The addition of DocVerse gives Google’s cloud-based Google Docs offerings more leverage against Microsoft and Office as the two duke it out in the online document management ring.
Dubbed a ’mysterious startup,’ Agnilux found a home with Google in April. What makes Agnilux mysterious is that it was founded by former Apple employees and no one really knows what it does or makes.
Agnilux is said to have chip expertise, stemming from its roster of former P.A. Semi employees, who left after Apple acquired the chip design firm two years ago. Other Agnilux employees are said to have come from the likes of tech giants Cisco Systems and TiVo.

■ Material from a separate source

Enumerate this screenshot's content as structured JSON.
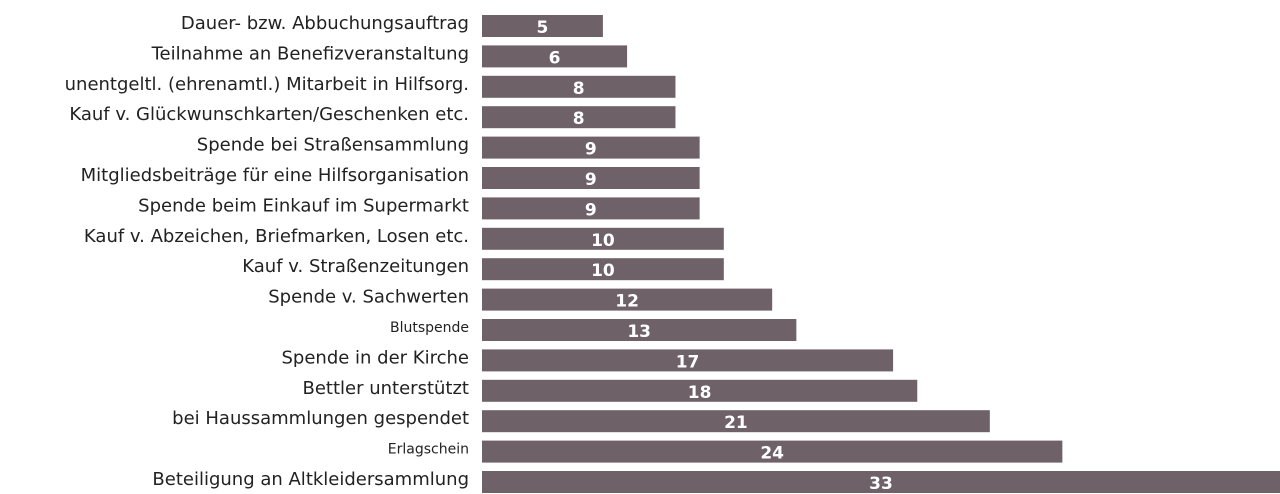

The Apple inside expertise brought on with the Agnilux buy could give Google the ability to better compete with the Apple iPhone and other mobile technologies.
Also in April, Google scored visual mobile search company Plink. Plink developed a Google Android application dubbed PlinkArt that lets users photograph and upload a snapshot of a painting or other work of art that Plink identifies. Similar to what Shazam does for music, Plink does for art. From there, details of the artist and the work are provided and can be shared via a smartphone.
Google’s purchase of Plink can give the search giant more visual search and identification technology to be added to its mobile offerings, yet again a move to compete more heartily with the Apple iPhone and Google’s other smartphone and mobile application rivals.